Fabricated events cannot become real just because Saudi Arabia is beheading and Iranian regime is condemning people for apostasy and blasphemy. There were hoardes of crucaders killing innocent women and children in the name of Christ. There are Jews killing unarmed civilians in the name of David and Moses. Can I start being disrespectful of these Prophets of God? Should a cartoonist be asked to portray these evil acts with Jesus, Moses and David as the subjects of these images? I am sure someone, somewhere is capable of doing this. But as a decent human being, I will abhor such 'art' as disrespectful, unfair and slanderous.

As human beings, we need laws and rules to regulate how society should behave.
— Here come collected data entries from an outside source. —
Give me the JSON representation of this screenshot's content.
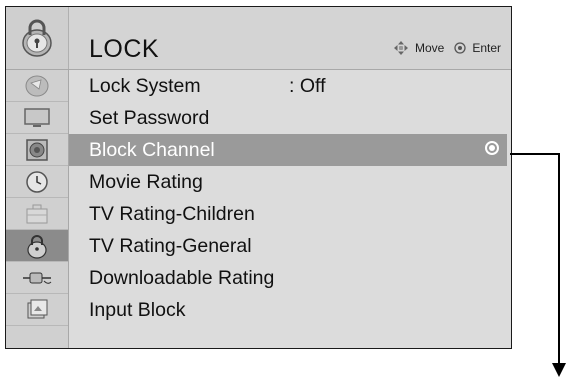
{
  "header": {
    "title": "LOCK",
    "hints": [
      {
        "label": "Move",
        "icon": "dpad-arrows-icon"
      },
      {
        "label": "Enter",
        "icon": "enter-circle-icon"
      }
    ]
  },
  "sidebar": {
    "icons": [
      {
        "name": "picture-icon"
      },
      {
        "name": "display-icon"
      },
      {
        "name": "speaker-icon"
      },
      {
        "name": "clock-icon"
      },
      {
        "name": "briefcase-icon"
      },
      {
        "name": "lock-icon",
        "active": true
      },
      {
        "name": "input-plug-icon"
      },
      {
        "name": "media-icon"
      }
    ]
  },
  "menu": {
    "items": [
      {
        "label": "Lock System",
        "value": ": Off"
      },
      {
        "label": "Set Password"
      },
      {
        "label": "Block Channel",
        "selected": true
      },
      {
        "label": "Movie Rating"
      },
      {
        "label": "TV Rating-Children"
      },
      {
        "label": "TV Rating-General"
      },
      {
        "label": "Downloadable Rating"
      },
      {
        "label": "Input Block"
      }
    ]
  },
  "colors": {
    "panel_bg": "#dcdcdc",
    "selected_bg": "#9a9a9a",
    "border": "#1a1a1a"
  }
}
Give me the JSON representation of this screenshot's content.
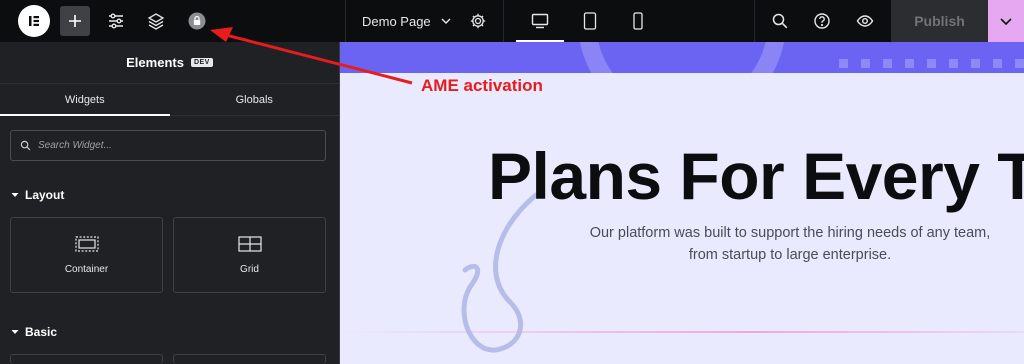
{
  "topbar": {
    "page_name": "Demo Page",
    "publish_label": "Publish",
    "icons": [
      "elementor-logo-icon",
      "plus-icon",
      "sliders-icon",
      "layers-icon",
      "lock-icon",
      "chevron-down-icon",
      "gear-icon",
      "desktop-icon",
      "tablet-icon",
      "mobile-icon",
      "search-icon",
      "help-icon",
      "eye-icon"
    ]
  },
  "sidebar": {
    "title": "Elements",
    "badge": "DEV",
    "tabs": [
      {
        "label": "Widgets",
        "active": true
      },
      {
        "label": "Globals",
        "active": false
      }
    ],
    "search_placeholder": "Search Widget...",
    "categories": [
      {
        "label": "Layout",
        "widgets": [
          {
            "label": "Container"
          },
          {
            "label": "Grid"
          }
        ]
      },
      {
        "label": "Basic"
      }
    ]
  },
  "canvas": {
    "title": "Plans For Every Tea",
    "subtitle": "Our platform was built to support the hiring needs of any team, from startup to large enterprise."
  },
  "annotation": {
    "text": "AME activation",
    "color": "#e81c1c"
  },
  "colors": {
    "topbar_bg": "#0c0d0e",
    "sidebar_bg": "#1f2124",
    "canvas_bg": "#e9eafd",
    "accent_band": "#6b64f2",
    "publish_menu": "#e6a8f0"
  }
}
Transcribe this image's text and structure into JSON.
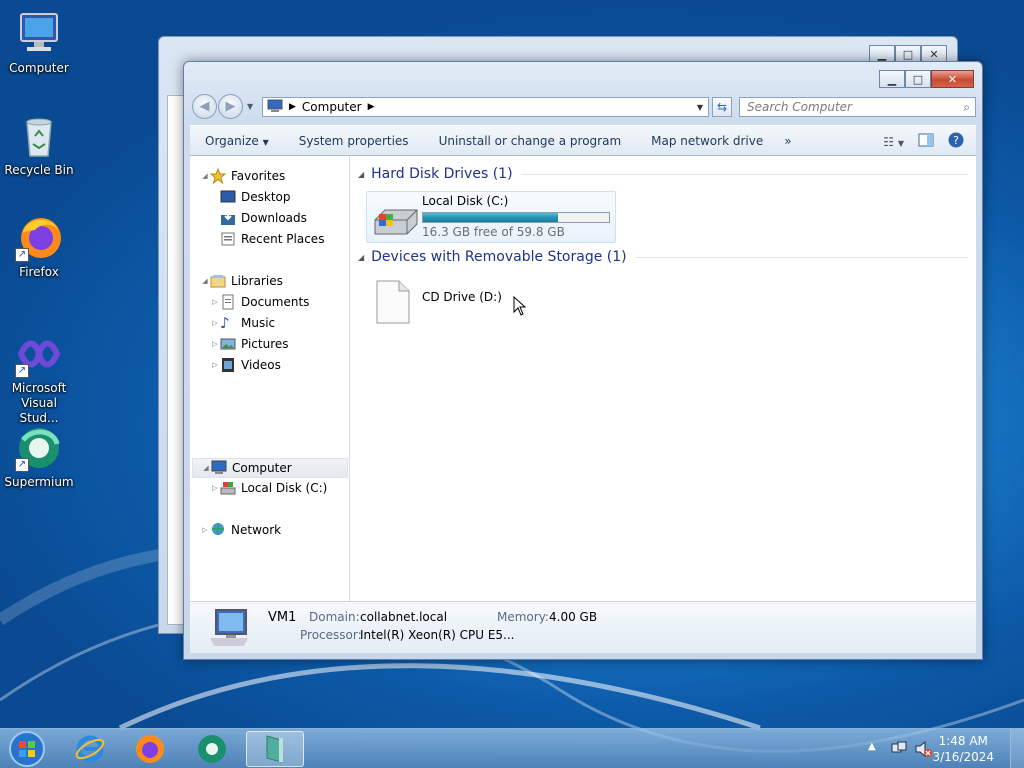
{
  "desktop_icons": [
    {
      "label": "Computer"
    },
    {
      "label": "Recycle Bin"
    },
    {
      "label": "Firefox"
    },
    {
      "label": "Microsoft Visual Stud..."
    },
    {
      "label": "Supermium"
    }
  ],
  "explorer": {
    "address": {
      "location": "Computer"
    },
    "search_placeholder": "Search Computer",
    "toolbar": {
      "organize": "Organize",
      "system_properties": "System properties",
      "uninstall": "Uninstall or change a program",
      "map_drive": "Map network drive",
      "more": "»"
    },
    "nav": {
      "favorites": "Favorites",
      "desktop": "Desktop",
      "downloads": "Downloads",
      "recent": "Recent Places",
      "libraries": "Libraries",
      "documents": "Documents",
      "music": "Music",
      "pictures": "Pictures",
      "videos": "Videos",
      "computer": "Computer",
      "local_disk": "Local Disk (C:)",
      "network": "Network"
    },
    "groups": {
      "hdd": "Hard Disk Drives (1)",
      "removable": "Devices with Removable Storage (1)"
    },
    "drive_c": {
      "name": "Local Disk (C:)",
      "free": "16.3 GB free of 59.8 GB",
      "used_fraction": 0.727
    },
    "drive_d": {
      "name": "CD Drive (D:)"
    },
    "status": {
      "name": "VM1",
      "domain_label": "Domain:",
      "domain": "collabnet.local",
      "memory_label": "Memory:",
      "memory": "4.00 GB",
      "processor_label": "Processor:",
      "processor": "Intel(R) Xeon(R) CPU E5..."
    }
  },
  "taskbar": {
    "time": "1:48 AM",
    "date": "3/16/2024"
  },
  "colors": {
    "accent": "#1e3287",
    "bar": "#2692b4"
  }
}
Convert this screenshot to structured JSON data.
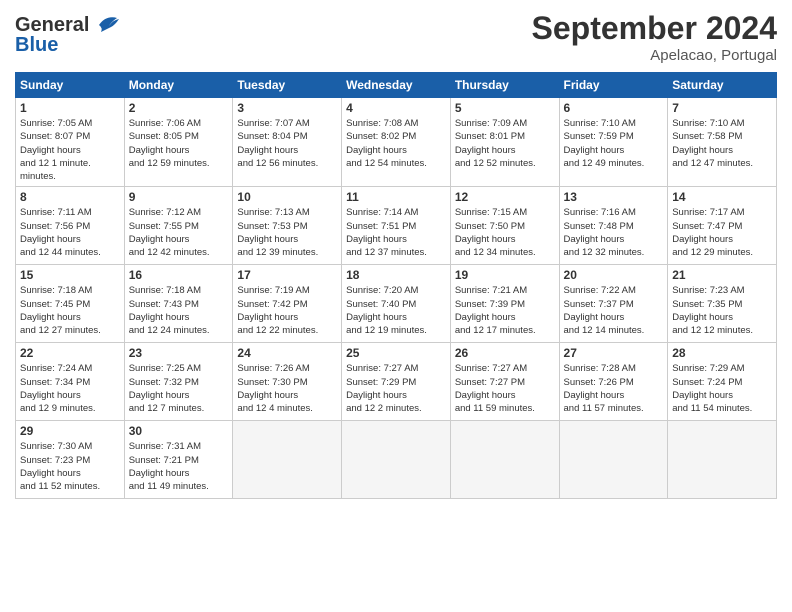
{
  "header": {
    "logo_line1": "General",
    "logo_line2": "Blue",
    "month_title": "September 2024",
    "location": "Apelacao, Portugal"
  },
  "days_of_week": [
    "Sunday",
    "Monday",
    "Tuesday",
    "Wednesday",
    "Thursday",
    "Friday",
    "Saturday"
  ],
  "weeks": [
    [
      {
        "day": 1,
        "sunrise": "7:05 AM",
        "sunset": "8:07 PM",
        "daylight": "12 hours and 1 minute."
      },
      {
        "day": 2,
        "sunrise": "7:06 AM",
        "sunset": "8:05 PM",
        "daylight": "12 hours and 59 minutes."
      },
      {
        "day": 3,
        "sunrise": "7:07 AM",
        "sunset": "8:04 PM",
        "daylight": "12 hours and 56 minutes."
      },
      {
        "day": 4,
        "sunrise": "7:08 AM",
        "sunset": "8:02 PM",
        "daylight": "12 hours and 54 minutes."
      },
      {
        "day": 5,
        "sunrise": "7:09 AM",
        "sunset": "8:01 PM",
        "daylight": "12 hours and 52 minutes."
      },
      {
        "day": 6,
        "sunrise": "7:10 AM",
        "sunset": "7:59 PM",
        "daylight": "12 hours and 49 minutes."
      },
      {
        "day": 7,
        "sunrise": "7:10 AM",
        "sunset": "7:58 PM",
        "daylight": "12 hours and 47 minutes."
      }
    ],
    [
      {
        "day": 8,
        "sunrise": "7:11 AM",
        "sunset": "7:56 PM",
        "daylight": "12 hours and 44 minutes."
      },
      {
        "day": 9,
        "sunrise": "7:12 AM",
        "sunset": "7:55 PM",
        "daylight": "12 hours and 42 minutes."
      },
      {
        "day": 10,
        "sunrise": "7:13 AM",
        "sunset": "7:53 PM",
        "daylight": "12 hours and 39 minutes."
      },
      {
        "day": 11,
        "sunrise": "7:14 AM",
        "sunset": "7:51 PM",
        "daylight": "12 hours and 37 minutes."
      },
      {
        "day": 12,
        "sunrise": "7:15 AM",
        "sunset": "7:50 PM",
        "daylight": "12 hours and 34 minutes."
      },
      {
        "day": 13,
        "sunrise": "7:16 AM",
        "sunset": "7:48 PM",
        "daylight": "12 hours and 32 minutes."
      },
      {
        "day": 14,
        "sunrise": "7:17 AM",
        "sunset": "7:47 PM",
        "daylight": "12 hours and 29 minutes."
      }
    ],
    [
      {
        "day": 15,
        "sunrise": "7:18 AM",
        "sunset": "7:45 PM",
        "daylight": "12 hours and 27 minutes."
      },
      {
        "day": 16,
        "sunrise": "7:18 AM",
        "sunset": "7:43 PM",
        "daylight": "12 hours and 24 minutes."
      },
      {
        "day": 17,
        "sunrise": "7:19 AM",
        "sunset": "7:42 PM",
        "daylight": "12 hours and 22 minutes."
      },
      {
        "day": 18,
        "sunrise": "7:20 AM",
        "sunset": "7:40 PM",
        "daylight": "12 hours and 19 minutes."
      },
      {
        "day": 19,
        "sunrise": "7:21 AM",
        "sunset": "7:39 PM",
        "daylight": "12 hours and 17 minutes."
      },
      {
        "day": 20,
        "sunrise": "7:22 AM",
        "sunset": "7:37 PM",
        "daylight": "12 hours and 14 minutes."
      },
      {
        "day": 21,
        "sunrise": "7:23 AM",
        "sunset": "7:35 PM",
        "daylight": "12 hours and 12 minutes."
      }
    ],
    [
      {
        "day": 22,
        "sunrise": "7:24 AM",
        "sunset": "7:34 PM",
        "daylight": "12 hours and 9 minutes."
      },
      {
        "day": 23,
        "sunrise": "7:25 AM",
        "sunset": "7:32 PM",
        "daylight": "12 hours and 7 minutes."
      },
      {
        "day": 24,
        "sunrise": "7:26 AM",
        "sunset": "7:30 PM",
        "daylight": "12 hours and 4 minutes."
      },
      {
        "day": 25,
        "sunrise": "7:27 AM",
        "sunset": "7:29 PM",
        "daylight": "12 hours and 2 minutes."
      },
      {
        "day": 26,
        "sunrise": "7:27 AM",
        "sunset": "7:27 PM",
        "daylight": "11 hours and 59 minutes."
      },
      {
        "day": 27,
        "sunrise": "7:28 AM",
        "sunset": "7:26 PM",
        "daylight": "11 hours and 57 minutes."
      },
      {
        "day": 28,
        "sunrise": "7:29 AM",
        "sunset": "7:24 PM",
        "daylight": "11 hours and 54 minutes."
      }
    ],
    [
      {
        "day": 29,
        "sunrise": "7:30 AM",
        "sunset": "7:23 PM",
        "daylight": "11 hours and 52 minutes."
      },
      {
        "day": 30,
        "sunrise": "7:31 AM",
        "sunset": "7:21 PM",
        "daylight": "11 hours and 49 minutes."
      },
      null,
      null,
      null,
      null,
      null
    ]
  ]
}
A line needs to be drawn where freedom of speech can turn into a license to cause offence, to stir up hatred and eventually violence in a society.

There is no confusion in Islam about freedom of conscience and expression. The real confusion is in the minds of Islamophobes who feel that their only weapon will be taken away if a law was enforced to curb their bigotry and naked hate.

I wish Harris all the best in his struggle against Islamophobia in the USA. It is the struggle for the triumph of real Islam, which will put an end to all persecution, war and bloodshed InshaAllah.